As I said in yesterday’s post, I think it’s better to be internally, rather than externally, motivated while trying to make great work. It’s better, I think, not to worry about what others are doing and instead focus on what I’m doing as a motivator for my own stuff.

And yet, I can’t help but keep coming back to this Bret Victor Showreel of his work between 2011-2012. In just two short years, Bret created (or at least, published) a prolific amount of groundbreaking work, month after month, sometimes week after week.

I also keep thinking about this (probably apocryphal) story about making pots:

The first half of the class was to be graded based on the number of pots they could create throughout the semester.

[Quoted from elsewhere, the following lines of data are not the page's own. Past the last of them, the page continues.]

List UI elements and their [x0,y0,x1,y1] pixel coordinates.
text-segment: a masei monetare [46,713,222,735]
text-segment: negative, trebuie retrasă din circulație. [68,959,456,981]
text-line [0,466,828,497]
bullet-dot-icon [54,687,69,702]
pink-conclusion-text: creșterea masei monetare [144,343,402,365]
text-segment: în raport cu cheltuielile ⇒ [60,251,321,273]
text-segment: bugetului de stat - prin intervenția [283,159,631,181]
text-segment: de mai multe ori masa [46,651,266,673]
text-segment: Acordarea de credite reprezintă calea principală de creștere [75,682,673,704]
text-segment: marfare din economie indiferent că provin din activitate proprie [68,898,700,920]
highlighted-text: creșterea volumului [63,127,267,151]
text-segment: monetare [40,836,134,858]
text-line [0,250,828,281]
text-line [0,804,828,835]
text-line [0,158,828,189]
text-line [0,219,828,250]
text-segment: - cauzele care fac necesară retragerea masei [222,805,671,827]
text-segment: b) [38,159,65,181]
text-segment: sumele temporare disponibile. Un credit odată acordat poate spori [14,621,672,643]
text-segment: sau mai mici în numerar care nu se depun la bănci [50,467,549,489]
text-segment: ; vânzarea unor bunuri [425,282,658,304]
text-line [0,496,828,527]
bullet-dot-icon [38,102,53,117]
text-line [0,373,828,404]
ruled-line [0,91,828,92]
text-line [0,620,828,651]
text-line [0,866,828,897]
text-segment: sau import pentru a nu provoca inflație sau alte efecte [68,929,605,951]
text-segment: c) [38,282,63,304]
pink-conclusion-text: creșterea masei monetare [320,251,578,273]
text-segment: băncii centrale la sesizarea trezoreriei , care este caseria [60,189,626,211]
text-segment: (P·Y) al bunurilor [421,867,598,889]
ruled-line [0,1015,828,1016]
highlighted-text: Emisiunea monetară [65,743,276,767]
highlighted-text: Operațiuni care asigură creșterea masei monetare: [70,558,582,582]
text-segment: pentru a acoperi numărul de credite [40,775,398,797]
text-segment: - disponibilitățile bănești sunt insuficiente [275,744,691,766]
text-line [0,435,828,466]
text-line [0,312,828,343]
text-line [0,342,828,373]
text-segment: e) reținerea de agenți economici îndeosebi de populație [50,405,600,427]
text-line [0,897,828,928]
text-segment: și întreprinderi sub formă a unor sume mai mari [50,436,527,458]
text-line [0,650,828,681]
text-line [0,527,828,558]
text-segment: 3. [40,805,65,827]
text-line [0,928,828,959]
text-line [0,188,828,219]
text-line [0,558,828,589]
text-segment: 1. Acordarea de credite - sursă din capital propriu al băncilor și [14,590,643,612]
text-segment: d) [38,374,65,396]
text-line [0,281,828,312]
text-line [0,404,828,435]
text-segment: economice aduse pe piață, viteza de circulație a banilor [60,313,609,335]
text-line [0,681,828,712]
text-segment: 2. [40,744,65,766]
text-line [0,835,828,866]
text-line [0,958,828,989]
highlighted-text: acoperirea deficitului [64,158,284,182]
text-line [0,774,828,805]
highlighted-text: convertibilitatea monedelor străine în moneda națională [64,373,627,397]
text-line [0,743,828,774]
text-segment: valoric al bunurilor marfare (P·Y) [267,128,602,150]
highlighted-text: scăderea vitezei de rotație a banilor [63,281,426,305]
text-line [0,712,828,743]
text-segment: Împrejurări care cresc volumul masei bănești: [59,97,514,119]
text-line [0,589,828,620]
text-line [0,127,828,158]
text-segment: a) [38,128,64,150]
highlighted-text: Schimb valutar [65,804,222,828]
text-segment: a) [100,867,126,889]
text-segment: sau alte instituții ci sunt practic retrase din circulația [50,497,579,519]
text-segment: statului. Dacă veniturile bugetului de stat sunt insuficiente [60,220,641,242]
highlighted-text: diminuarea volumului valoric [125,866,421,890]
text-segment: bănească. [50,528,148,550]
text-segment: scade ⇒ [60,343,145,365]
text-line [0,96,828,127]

The more pots they made, the higher their final grades would be. […]

In contrast, the second half of the class was told that their grades depended on the quality of a single pot; it needed to be their best possible work. […]

At the end of the semester, [outside] artists were […] commissioned to critique the quality of the students’ work and overwhelmingly declared that the craftsmanship of the pots from the first half of the class was far superior to those of the second half.

The lesson I took from all of this was, if I wanted to make really great stuff, I have to be prolific, I have to make a lot of stuff, iterate on it, learn from it, improve it, and finish it.

So I set a goal for myself near the end of 2015: I was going to make and publish one project per month. These projects were to be mostly research prototypes of neat interfaces I’d been thinking up; I’d research them, prototype them, iterate, then write and publish a little essay at the end of each month.

It’s nearly April and you may have noticed: I have not at all succeeded at this goal. It turns out, this goal was pretty hard for me for a few reasons:

  1. Research, prototyping, iterating, and writing take a lot of time.
  2. I have a fulltime job.
  3. I enjoy spending my free time with my wife, friends, and family.
  4. I can’t seem to stay focused on things, or at the very least, I’m easily dist
  5. Finishing and shipping things, even prototype demos, is a challenge for me.

I’ve released one well-researched essay project pondering Xcode for iPad, but other than that I haven’t been too successful at my goal of making a ton of projects. I have, however, been writing a lot. But more on that tomorrow.